It takes the Earth 23 hours, 56 minutes and 4.091 seconds (1 sidereal day) to rotate around the axis connecting the north pole and the south pole. From Earth the main apparent motion of celestial bodies in the sky (except meteors which are within the atmosphere and low-orbiting satellites) is the movement to the west at a rate of 15 °/h = 15'/min, i.e., a Sun or Moon diameter every two minutes.
Earth orbits the Sun every 365.2564 mean solar days (1 sidereal year). From Earth, this gives an apparent movement of the Sun with respect to the stars at a rate of ca. 1 °/day, i.e., a Sun or Moon diameter every 12 hours eastward.
The orbital speed of the Earth averages about 30 km/s (108,000 km/h), which is enough to cover one Earth diameter (~12,700 km) in 7 minutes, and one distance to the Moon (384,000 km) in 4 hours.
Earth has one natural satellite, the Moon, which orbits around Earth every 27 1/3 days. From Earth this gives an apparent movement of the Moon with respect to the Sun and the stars at a rate of roughly 12 °/day, i.e., a Moon diameter every hour eastward.

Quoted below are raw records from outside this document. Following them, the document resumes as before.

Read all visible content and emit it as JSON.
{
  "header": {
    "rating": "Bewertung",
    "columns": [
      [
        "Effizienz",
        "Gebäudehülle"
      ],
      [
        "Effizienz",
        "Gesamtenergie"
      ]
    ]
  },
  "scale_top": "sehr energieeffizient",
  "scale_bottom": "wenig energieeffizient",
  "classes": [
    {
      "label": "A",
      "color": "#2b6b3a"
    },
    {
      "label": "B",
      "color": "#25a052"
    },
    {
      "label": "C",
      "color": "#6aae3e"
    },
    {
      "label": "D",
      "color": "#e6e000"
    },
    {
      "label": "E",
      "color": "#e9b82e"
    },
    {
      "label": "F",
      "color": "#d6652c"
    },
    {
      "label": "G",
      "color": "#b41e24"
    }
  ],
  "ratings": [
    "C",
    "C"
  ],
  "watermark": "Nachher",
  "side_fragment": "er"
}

Viewed from Earth's north pole, the motion of Earth, its moon and their axial rotations are all counterclockwise.
The orbital and axial planes are not precisely aligned: Earth's axis is tilted some 23.5 degrees against the Earth-Sun plane (which causes the seasons); and the Earth-Moon plane is tilted about 5 degrees against the Earth-Sun plane (otherwise there would be an eclipse every month).
The Hill sphere (sphere of influence) of the Earth is about 1.5 Gm (930 thousand miles) in radius, within which one natural satellite (the Moon) comfortably orbits.

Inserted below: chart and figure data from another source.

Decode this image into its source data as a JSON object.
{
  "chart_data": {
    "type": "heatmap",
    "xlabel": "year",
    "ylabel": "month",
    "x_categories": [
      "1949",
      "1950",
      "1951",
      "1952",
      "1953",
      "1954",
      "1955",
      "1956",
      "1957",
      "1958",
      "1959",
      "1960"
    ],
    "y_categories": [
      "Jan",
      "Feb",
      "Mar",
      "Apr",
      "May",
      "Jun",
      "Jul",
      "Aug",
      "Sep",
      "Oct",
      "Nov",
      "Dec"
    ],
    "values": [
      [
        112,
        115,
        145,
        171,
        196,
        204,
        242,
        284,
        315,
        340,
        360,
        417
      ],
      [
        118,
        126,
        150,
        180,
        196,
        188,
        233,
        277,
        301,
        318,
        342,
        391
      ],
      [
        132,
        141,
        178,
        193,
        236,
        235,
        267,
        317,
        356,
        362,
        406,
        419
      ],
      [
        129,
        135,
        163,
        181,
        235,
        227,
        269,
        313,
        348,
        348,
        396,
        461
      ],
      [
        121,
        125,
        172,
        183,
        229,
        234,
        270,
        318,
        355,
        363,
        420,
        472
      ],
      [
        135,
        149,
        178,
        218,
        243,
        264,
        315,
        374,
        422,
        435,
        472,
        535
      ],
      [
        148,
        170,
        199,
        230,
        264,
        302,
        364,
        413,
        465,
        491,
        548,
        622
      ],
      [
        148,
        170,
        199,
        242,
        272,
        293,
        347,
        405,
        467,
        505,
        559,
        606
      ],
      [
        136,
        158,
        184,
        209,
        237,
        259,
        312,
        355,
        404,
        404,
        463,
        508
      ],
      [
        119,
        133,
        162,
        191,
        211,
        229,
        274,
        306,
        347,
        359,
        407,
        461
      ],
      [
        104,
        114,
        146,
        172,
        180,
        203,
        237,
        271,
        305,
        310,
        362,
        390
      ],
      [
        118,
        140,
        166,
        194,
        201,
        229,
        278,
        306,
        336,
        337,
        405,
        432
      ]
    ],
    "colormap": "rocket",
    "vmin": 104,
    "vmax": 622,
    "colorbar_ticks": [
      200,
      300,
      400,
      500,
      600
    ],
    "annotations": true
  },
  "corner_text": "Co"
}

In an inertial reference frame, the Earth's axis undergoes a slow precessional motion with a period of some 25,800 years, as well as a nutation with a main period of 18.6 years. These motions are caused by the differential attraction of Sun and Moon on the equatorial bulge due to the Earth's oblateness. In a reference frame attached to the solid body of the Earth, its rotation is also slightly irregular due to polar motion. The polar motion is quasi-periodic, containing an annual component and a component with a 14-month period called the Chandler wobble. Also, the rotational velocity varies, a phenomenon known as length of day variation.
In modern times, Earth's perihelion is always about January 3, and aphelion is about July 4. For other eras, see precession and Milankovitch cycles.
The Earth is sometimes referred to as the Third Rock from the Sun because, of the nine planets of our solar system, Earth is the third closest to the sun.